Reversal Is Structural: Concept-Aware Post-Training Recovers Rare, Deep Mathematical Skills
Abstract
Solution-based post-training, ranging from self-taught rationales to iterative preference learning, is credited with improving mathematical problem solving in large language models. Recent evidence, however, shows a "self-improvement reversal": as pass@1 rises, models can lose breadth and robustness. We argue this is structural, not a statistical quirk. Drawing on Knowledge Space Theory, we recast mathematical reasoning as movement over a prerequisite concept graph and induce a sparse problem-concept mapping via an automatic pipeline, AutoKST, enabling concept-aware diagnostics beyond accuracy.Applied to challenging math benchmarks, AutoKST reveals that regressions localize to the graph’s fringe, rare, prerequisite-heavy skills that headline scores overlook.
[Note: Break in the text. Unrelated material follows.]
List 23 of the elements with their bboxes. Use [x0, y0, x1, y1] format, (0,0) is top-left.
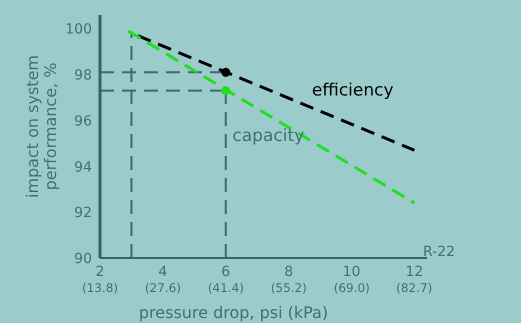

A linearized view of post-training explains why frequency-skewed updates with coupled gradients naturally drift away from these low-frequency directions.Guided by this account, we propose Fringe-Theorem Training (FTT): a lightweight regimen that combines frequency-aware loss reweighting, projection-based gradient safeguards, and a fringe-focused micro-curriculum. In controlled studies, FTT improves pass@1 while restoring fringe competence and prerequisite adherence; for example, versus STaR it raises fringe performance and coverage substantially, improves consistency, lowers calibration error, and, paired with early stopping, reduces reasoning tokens. By turning post-training evaluation into concept-level measurement, our framework distinguishes genuine self-improvement from structural regress and offers a practical path to the former.